The boy has stepped back from the trench and now walks towards the beginnings of another, his hands splayed in front of him, stiffly at first and then aquiver, as he reaches it. It’s not a warm day – few of those this summer – but the sun is well aloft and lights the shallow trench as he drops into it, then disappears from sight, and there’s the sound of scratting, and a mist of earth flies up.
‘Fetch him a scratter.’
Stephen Price tosses the instruction to his eldest son, annoyed that he can’t take his eyes away from the place where Siôn Ceddol disappeared. When a trowell is produced Anna Ceddol accepts it and takes it to her brother and returns to Price.
‘Thank you.’
She stands so close that her beauty must be disturbing the hell out of him. Can’t avoid marking the form of her breasts, where her overdress is worn thin. The dress is the colour of the soil-spatter thrown up from the trench before a screech like to a barn-owl drives the people back in a panic of excitement.

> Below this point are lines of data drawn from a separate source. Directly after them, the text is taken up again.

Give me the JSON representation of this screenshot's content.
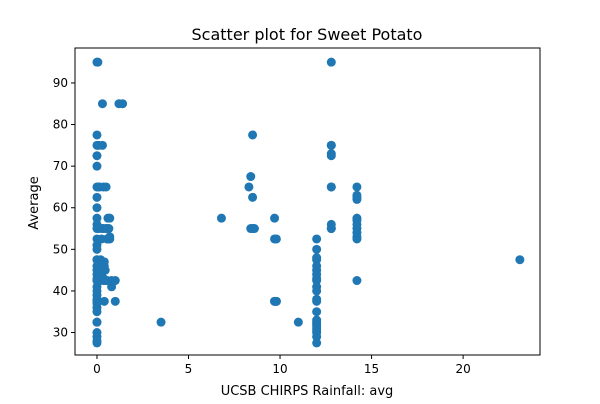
{
  "chart_data": {
    "type": "scatter",
    "title": "Scatter plot for Sweet Potato",
    "xlabel": "UCSB CHIRPS Rainfall: avg",
    "ylabel": "Average",
    "xlim": [
      -1.2,
      24.2
    ],
    "ylim": [
      24.6,
      98.4
    ],
    "xticks": [
      0,
      5,
      10,
      15,
      20
    ],
    "yticks": [
      30,
      40,
      50,
      60,
      70,
      80,
      90
    ],
    "grid": false,
    "marker_color": "#1f77b4",
    "x": [
      0,
      0,
      0,
      0,
      0,
      0,
      0,
      0,
      0,
      0,
      0,
      0,
      0,
      0,
      0,
      0,
      0,
      0,
      0,
      0,
      0,
      0,
      0,
      0,
      0,
      0,
      0,
      0,
      0,
      0,
      0,
      0,
      0,
      0,
      0,
      0,
      0.05,
      0.05,
      0.1,
      0.1,
      0.15,
      0.15,
      0.2,
      0.2,
      0.25,
      0.25,
      0.3,
      0.3,
      0.3,
      0.3,
      0.35,
      0.35,
      0.35,
      0.35,
      0.35,
      0.4,
      0.4,
      0.4,
      0.45,
      0.45,
      0.5,
      0.5,
      0.55,
      0.55,
      0.55,
      0.6,
      0.6,
      0.65,
      0.7,
      0.7,
      0.7,
      0.8,
      0.8,
      1.0,
      1.0,
      1.2,
      1.4,
      3.5,
      6.8,
      8.3,
      8.4,
      8.4,
      8.5,
      8.5,
      8.5,
      8.6,
      9.7,
      9.7,
      9.7,
      9.7,
      9.8,
      9.8,
      9.8,
      11.0,
      12.0,
      12.0,
      12.0,
      12.0,
      12.0,
      12.0,
      12.0,
      12.0,
      12.0,
      12.0,
      12.0,
      12.0,
      12.0,
      12.0,
      12.0,
      12.0,
      12.0,
      12.0,
      12.0,
      12.0,
      12.0,
      12.0,
      12.0,
      12.8,
      12.8,
      12.8,
      12.8,
      12.8,
      12.8,
      12.8,
      12.8,
      12.8,
      12.8,
      14.2,
      14.2,
      14.2,
      14.2,
      14.2,
      14.2,
      14.2,
      14.2,
      14.2,
      14.2,
      14.2,
      14.2,
      23.1
    ],
    "y": [
      95,
      77.5,
      75,
      72.5,
      70,
      65,
      62.5,
      60,
      57.5,
      56,
      55,
      52.5,
      51,
      50,
      47.5,
      46,
      45,
      44,
      43,
      42.5,
      41,
      40,
      39,
      38,
      37.5,
      37,
      36,
      35,
      32.5,
      30,
      29,
      27.5,
      47.5,
      42.5,
      32.5,
      28,
      95,
      65,
      75,
      55,
      65,
      45,
      47.5,
      42.5,
      52.5,
      44,
      85,
      75,
      47,
      55,
      45,
      43,
      42.5,
      55,
      65,
      47,
      46,
      37.5,
      45,
      42.5,
      65,
      55,
      52.5,
      55,
      42.5,
      57.5,
      52.5,
      55,
      53,
      52.5,
      57.5,
      41,
      42.5,
      37.5,
      42.5,
      85,
      85,
      32.5,
      57.5,
      65,
      55,
      67.5,
      77.5,
      62.5,
      55,
      55,
      57.5,
      52.5,
      37.5,
      37.5,
      37.5,
      52.5,
      37.5,
      32.5,
      52.5,
      50,
      47.5,
      45,
      43,
      42.5,
      41,
      40,
      38,
      37.5,
      35,
      32.5,
      32,
      31,
      30,
      29,
      27.5,
      30.5,
      31.5,
      33,
      44,
      46,
      48,
      95,
      75,
      72.5,
      65,
      55,
      55,
      65,
      75,
      73,
      56,
      65,
      62.5,
      62,
      57.5,
      57,
      55,
      53,
      52.5,
      42.5,
      63,
      56,
      54,
      47.5
    ]
  }
}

And now Siôn Ceddol’s on his feet again, his face lit with a broad, pink grin.
Though not, it must be said, as broad as the grin of the earth-browned human skull now held up, clasped tightly between the boy’s eager hands to keep the jaw attached.
Weeks hence, when his barn is built and the summoning of Siôn Ceddol is raised one market day in the new Bull Inn at Presteigne, Stephen Price may be heard making dust of it. How the idiot boy was putting on a show of searching the ground, foot by foot, when he knew all along where the bones lay… having, Price is convinced, buried them there the night before. Either him or that sister of his who oft-times disturbs Price even more and in ways he’d rather not tell you about.

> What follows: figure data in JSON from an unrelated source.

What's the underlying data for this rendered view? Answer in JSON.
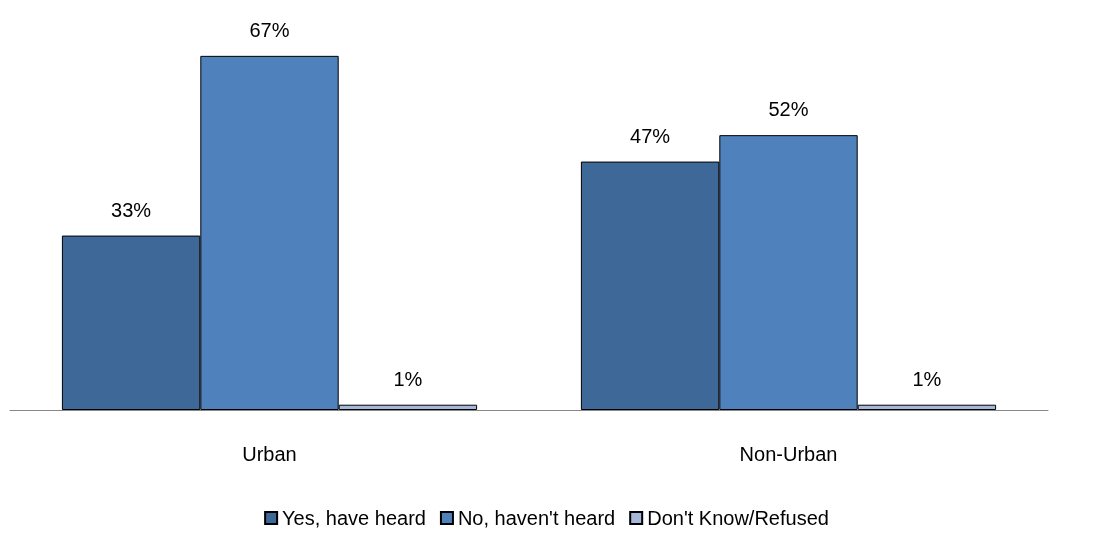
{
  "chart_data": {
    "type": "bar",
    "categories": [
      "Urban",
      "Non-Urban"
    ],
    "series": [
      {
        "name": "Yes, have heard",
        "color": "#3e6898",
        "values": [
          33,
          47
        ],
        "value_labels": [
          "33%",
          "47%"
        ]
      },
      {
        "name": "No, haven't heard",
        "color": "#4f81bd",
        "values": [
          67,
          52
        ],
        "value_labels": [
          "67%",
          "52%"
        ]
      },
      {
        "name": "Don't Know/Refused",
        "color": "#a5b8d9",
        "values": [
          1,
          1
        ],
        "value_labels": [
          "1%",
          "1%"
        ]
      }
    ],
    "legend": "bottom",
    "tick_labels": "x"
  }
}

Well, he says in the Bull, to Bradshaw and Beddoes and Meredith, en’t as if they’d have had difficulty findin
g bones on Brynglas. Like to a charnel house this year.
‘An omen, they’re saying, the villagers. Like the weather. A reminder.’
Bradshaw eases his weight upon the bench and farts.
‘Don’t they know of the capture of this man Gethin? Is that not a good sign for them?’
‘Hell, no.’ Stephen Price almost laughs aloud. ‘It’s another sign that it’s all coming back, the blood and the fire, and they’re unprotected.’
‘Well, it’ll be good for us,’ Bradshaw says. ‘They’ve never recognised us in the west, as the county town. Now we’re settling their score for them.’
Stephen Price says nothing. Bradshaw’s from Off. Crossed the border to swell his fortune. He thinks wealth is the balm for all wounds.
Price buys more wine he can ill afford this year, to dull the fears that chatter in his head like the restless sprites that he’s sure no one he met in Parliament believes in. Blanking out the image of the skull the boy found. One eye-hole twice the size of the other, where the blade went in.
The night before last, Stephen Price woke in a sweat from a dream where he saw a man lying, all cut about, on his back, in his own blood, on the side of Brynglas Hill, with another man standing above him twisting the squat blade of his pike round and back and round again in that left eye while the dying man screams to heaven.
Price drinking harder to drown out the voice of the new and forbidding rector, the narrow, white-faced man arching his spine, peering into his face, asking him, Master Price, why do you let the devil have rein in Pilleth?